Following the collapse of the Northern Powerhouse Developments group the Gilsland Spa property was acquired by Stratsmore Holdings, in the summer of 2021. In January 2023 Stratsmore Holdings applied for planning permission for alterations to the front entrance of the hotel. Permission was granted in March 2023 for removal of the existing single-storey front extension, reinstatement of the former elevation and construction of a new porte-cochere. It is evident from recent pictures that this work was never undertaken.

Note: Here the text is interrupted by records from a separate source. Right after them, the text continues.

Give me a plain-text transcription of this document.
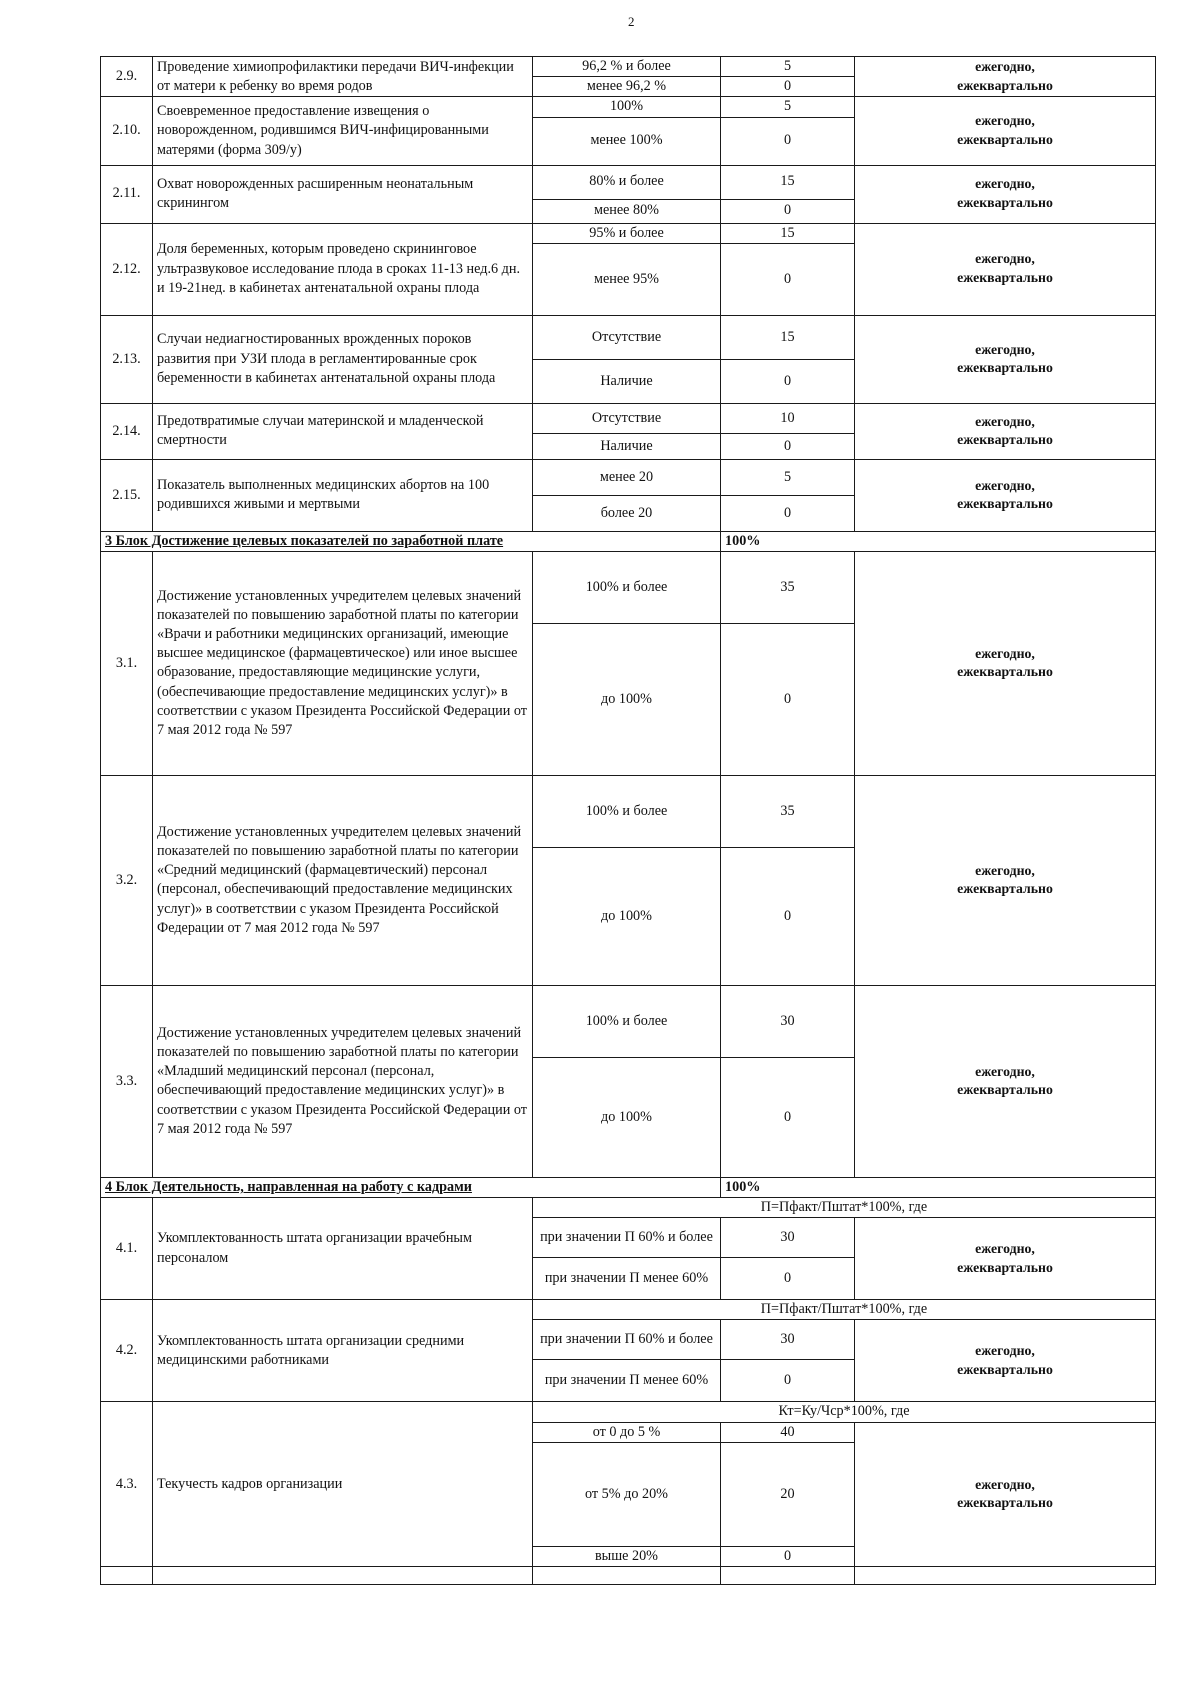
2
2.9.	Проведение химиопрофилактики передачи ВИЧ-инфекции от матери к ребенку во время родов	96,2 % и более	5	ежегодно,
ежеквартально

		менее 96,2 %	0	
2.10.	Своевременное предоставление извещения о новорожденном, родившимся ВИЧ-инфицированными матерями (форма 309/у)	100%	5	ежегодно,
ежеквартально

		менее 100%	0	
2.11.	Охват новорожденных расширенным неонатальным скринингом	80% и более	15	ежегодно,
ежеквартально

		менее 80%	0	
2.12.	Доля беременных, которым проведено скрининговое ультразвуковое исследование плода в сроках 11-13 нед.6 дн. и 19-21нед. в кабинетах антенатальной охраны плода	95% и более	15	ежегодно,
ежеквартально

		менее 95%	0	
2.13.	Случаи недиагностированных врожденных пороков развития при УЗИ плода в регламентированные срок беременности в кабинетах антенатальной охраны плода	Отсутствие	15	ежегодно,
ежеквартально

		Наличие	0	
2.14.	Предотвратимые случаи материнской и младенческой смертности	Отсутствие	10	ежегодно,
ежеквартально

		Наличие	0	
2.15.	Показатель выполненных медицинских абортов на 100 родившихся живыми и мертвыми	менее 20	5	ежегодно,
ежеквартально

		более 20	0	
3 Блок Достижение целевых показателей по заработной плате			100%	
3.1.	Достижение установленных учредителем целевых значений показателей по повышению заработной платы по категории «Врачи и работники медицинских организаций, имеющие высшее медицинское (фармацевтическое) или иное высшее образование, предоставляющие медицинские услуги, (обеспечивающие предоставление медицинских услуг)» в соответствии с указом Президента Российской Федерации от 7 мая 2012 года № 597	100% и более	35	ежегодно,
ежеквартально

		до 100%	0	
3.2.	Достижение установленных учредителем целевых значений показателей по повышению заработной платы по категории «Средний медицинский (фармацевтический) персонал (персонал, обеспечивающий предоставление медицинских услуг)» в соответствии с указом Президента Российской Федерации от 7 мая 2012 года № 597	100% и более	35	ежегодно,
ежеквартально

		до 100%	0	
3.3.	Достижение установленных учредителем целевых значений показателей по повышению заработной платы по категории «Младший медицинский персонал (персонал, обеспечивающий предоставление медицинских услуг)» в соответствии с указом Президента Российской Федерации от 7 мая 2012 года № 597	100% и более	30	ежегодно,
ежеквартально

		до 100%	0	
4 Блок Деятельность, направленная на работу с кадрами			100%	
4.1.	Укомплектованность штата организации врачебным персоналом	П=Пфакт/Пштат*100%, где		
		при значении П 60% и более	30	ежегодно,
ежеквартально

		при значении П менее 60%	0	
4.2.	Укомплектованность штата организации средними медицинскими работниками	П=Пфакт/Пштат*100%, где		
		при значении П 60% и более	30	ежегодно,
ежеквартально

		при значении П менее 60%	0	
4.3.	Текучесть кадров организации	Кт=Ку/Чср*100%, где		
		от 0 до 5 %	40	ежегодно,
ежеквартально

		от 5% до 20%	20	
		выше 20%	0	
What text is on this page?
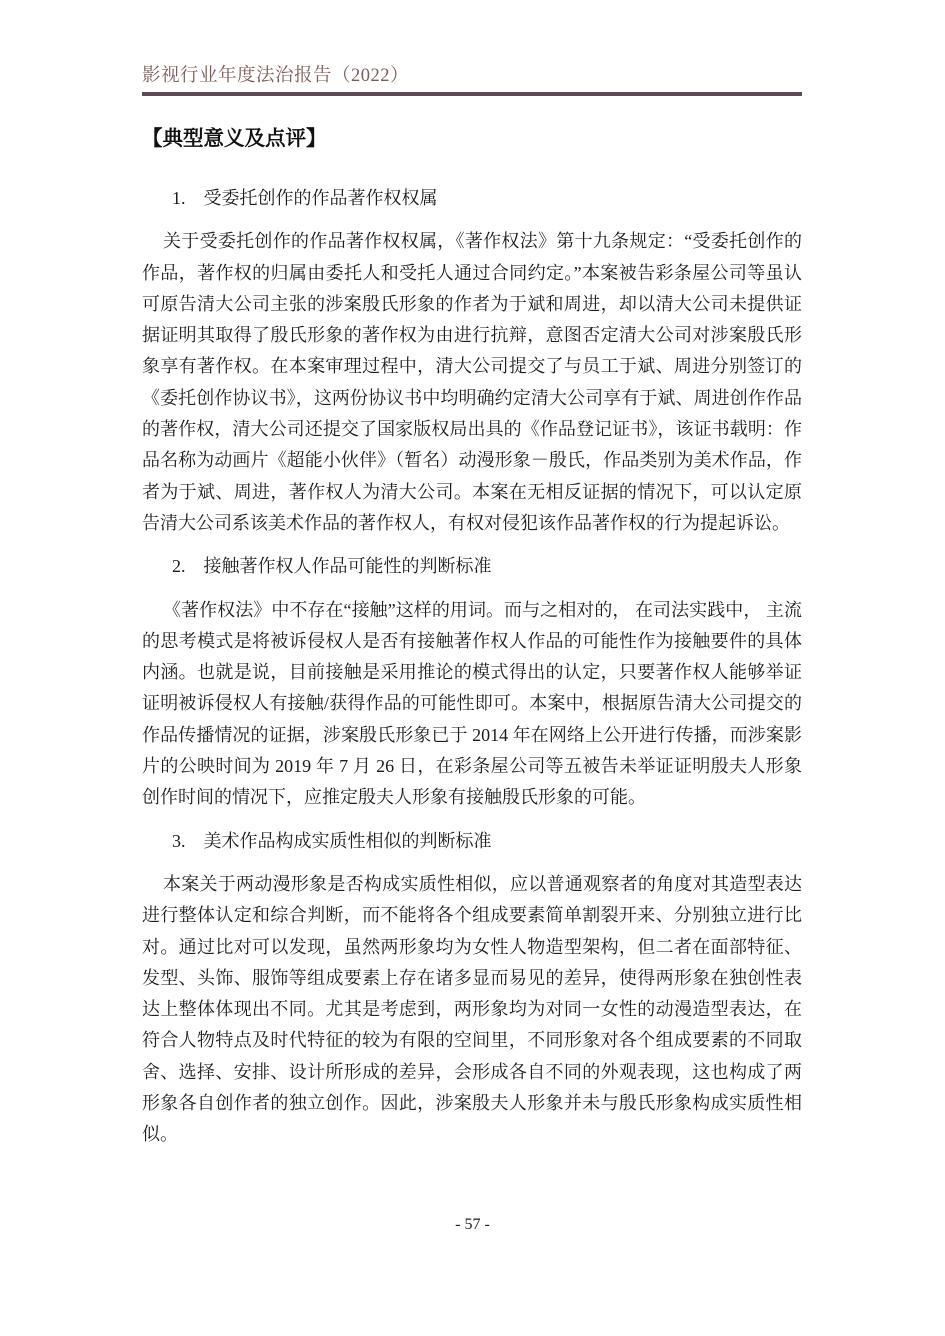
影视行业年度法治报告（2022）
【典型意义及点评】
1.　受委托创作的作品著作权权属

关于受委托创作的作品著作权权属，《著作权法》第十九条规定：“受委托创作的作品，著作权的归属由委托人和受托人通过合同约定。”本案被告彩条屋公司等虽认可原告清大公司主张的涉案殷氏形象的作者为于斌和周进，却以清大公司未提供证据证明其取得了殷氏形象的著作权为由进行抗辩，意图否定清大公司对涉案殷氏形象享有著作权。在本案审理过程中，清大公司提交了与员工于斌、周进分别签订的《委托创作协议书》，这两份协议书中均明确约定清大公司享有于斌、周进创作作品的著作权，清大公司还提交了国家版权局出具的《作品登记证书》，该证书载明：作品名称为动画片《超能小伙伴》（暂名）动漫形象－殷氏，作品类别为美术作品，作者为于斌、周进，著作权人为清大公司。本案在无相反证据的情况下，可以认定原告清大公司系该美术作品的著作权人，有权对侵犯该作品著作权的行为提起诉讼。

2.　接触著作权人作品可能性的判断标准

《著作权法》中不存在“接触”这样的用词。而与之相对的， 在司法实践中， 主流的思考模式是将被诉侵权人是否有接触著作权人作品的可能性作为接触要件的具体内涵。也就是说，目前接触是采用推论的模式得出的认定，只要著作权人能够举证证明被诉侵权人有接触/获得作品的可能性即可。本案中，根据原告清大公司提交的作品传播情况的证据，涉案殷氏形象已于 2014 年在网络上公开进行传播，而涉案影片的公映时间为 2019 年 7 月 26 日，在彩条屋公司等五被告未举证证明殷夫人形象创作时间的情况下，应推定殷夫人形象有接触殷氏形象的可能。

3.　美术作品构成实质性相似的判断标准

本案关于两动漫形象是否构成实质性相似，应以普通观察者的角度对其造型表达进行整体认定和综合判断，而不能将各个组成要素简单割裂开来、分别独立进行比对。通过比对可以发现，虽然两形象均为女性人物造型架构，但二者在面部特征、发型、头饰、服饰等组成要素上存在诸多显而易见的差异，使得两形象在独创性表达上整体体现出不同。尤其是考虑到，两形象均为对同一女性的动漫造型表达，在符合人物特点及时代特征的较为有限的空间里，不同形象对各个组成要素的不同取舍、选择、安排、设计所形成的差异，会形成各自不同的外观表现，这也构成了两形象各自创作者的独立创作。因此，涉案殷夫人形象并未与殷氏形象构成实质性相似。

- 57 -
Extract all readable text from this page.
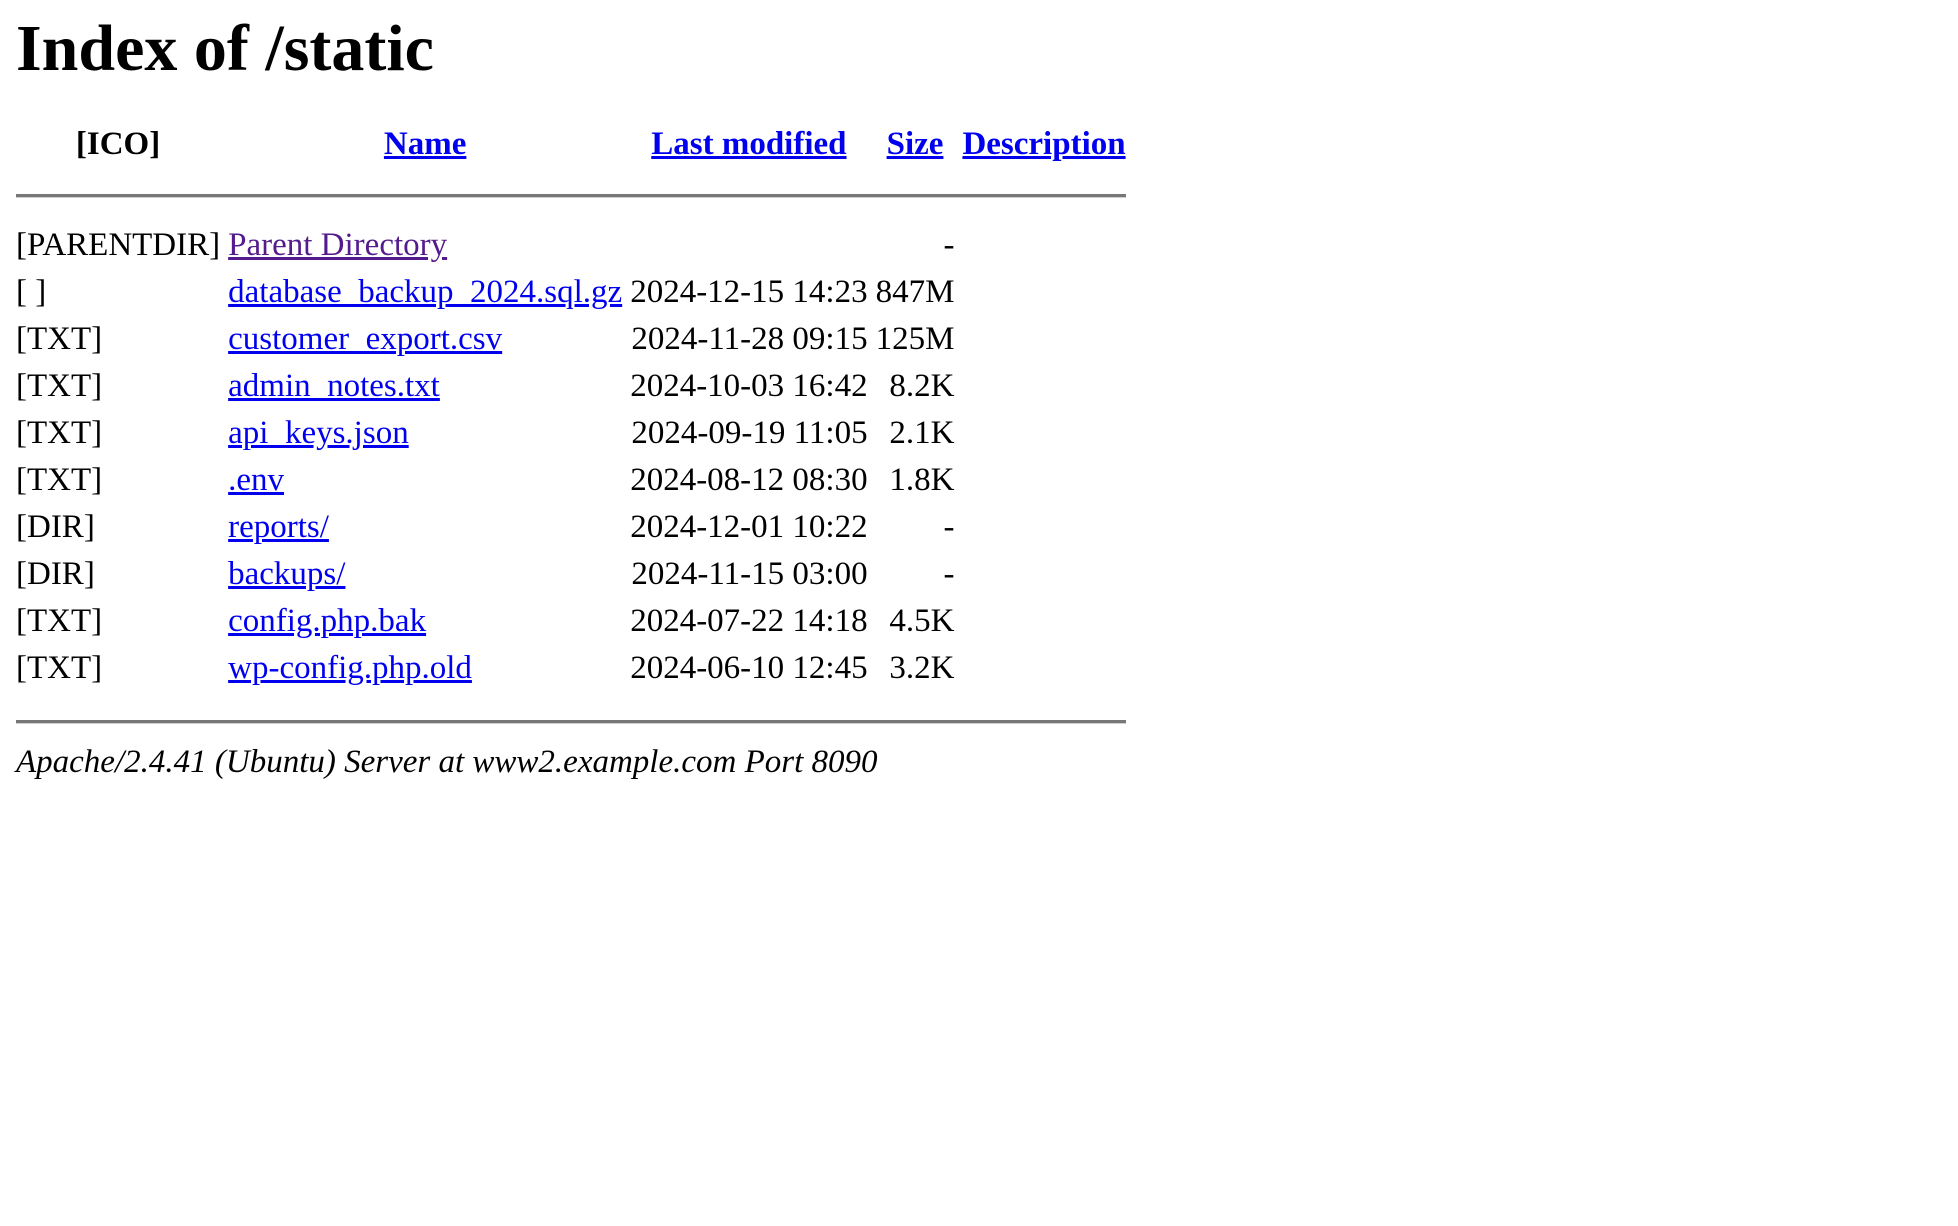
Index of /static
[ICO]	Name	Last modified	Size	Description

[PARENTDIR]	Parent Directory		-	
[ ]	database_backup_2024.sql.gz	2024-12-15 14:23	847M	
[TXT]	customer_export.csv	2024-11-28 09:15	125M	
[TXT]	admin_notes.txt	2024-10-03 16:42	8.2K	
[TXT]	api_keys.json	2024-09-19 11:05	2.1K	
[TXT]	.env	2024-08-12 08:30	1.8K	
[DIR]	reports/	2024-12-01 10:22	-	
[DIR]	backups/	2024-11-15 03:00	-	
[TXT]	config.php.bak	2024-07-22 14:18	4.5K	
[TXT]	wp-config.php.old	2024-06-10 12:45	3.2K	

Apache/2.4.41 (Ubuntu) Server at www2.example.com Port 8090
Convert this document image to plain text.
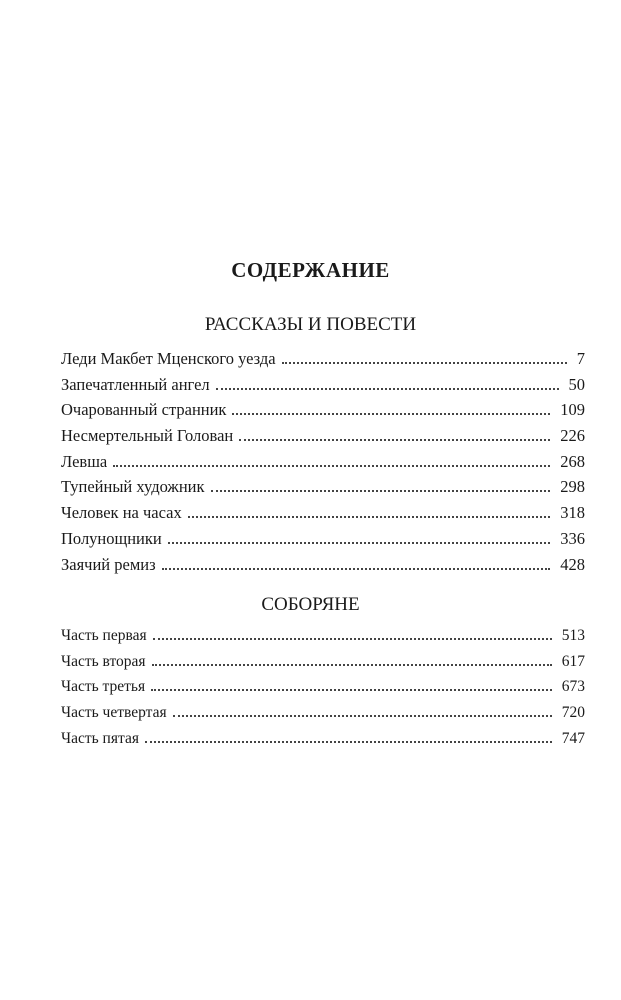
СОДЕРЖАНИЕ
РАССКАЗЫ И ПОВЕСТИ
Леди Макбет Мценского уезда	7
Запечатленный ангел	50
Очарованный странник	109
Несмертельный Голован	226
Левша	268
Тупейный художник	298
Человек на часах	318
Полунощники	336
Заячий ремиз	428
СОБОРЯНЕ
Часть первая	513
Часть вторая	617
Часть третья	673
Часть четвертая	720
Часть пятая	747
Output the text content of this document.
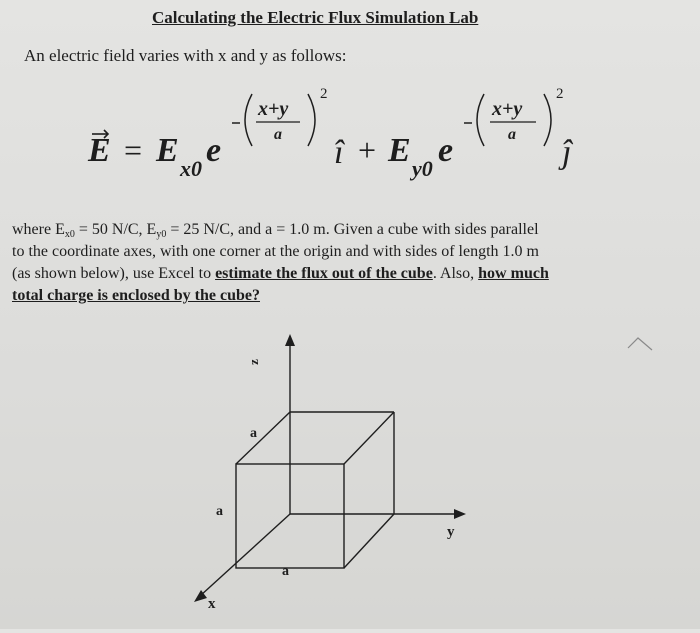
Calculating the Electric Flux Simulation Lab
An electric field varies with x and y as follows:
E = E x0 e
x+y
a
2
î + E y0 e
x+y
a
2
ĵ
where $E_{x0} = 50$ N/C, $E_{y0} = 25$ N/C, and a = 1.0 m. Given a cube with sides parallel
to the coordinate axes, with one corner at the origin and with sides of length 1.0 m
(as shown below), use Excel to estimate the flux out of the cube. Also, how much
total charge is enclosed by the cube?
z
y
x
a
a
a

In November 2024 the Hexham Courant reported the property being sold for £800,000, and in December 2024 Boutique Hotelier reported the property failing to sell at public auction held on 17 December 2024. The property was then listed for auction by Allsop on 20 February 2025; however, the sale was withdrawn. The land registry shows Clear Summer Hospitality Ltd purchased Gilsland Spa (title CU348089) on 21 May 2025 for a value of £1,850,000. There are no apparent links between Clear Summer Hospitality and Clearsprings, the asylum hotel contractor, other than the similarity in name.

Evoke Design & Build Ltd were commissioned to undertake restoration work to some adjoining cottages in the summer of 2025. On the 26 July 2025 a group of urban explorers were attacked and held captive while they were visiting Gilsland Spa. One of the attackers was subsequently convicted of offences in relation to the attack. A Facebook post from Evoke indicated they were demobilising and leaving the site at the end of October 2025.

Gilsland Spa closed for renovations at the end of October 2021 and remains empty and disused to this day. There is no sign that the property is to re-open as a hotel imminently.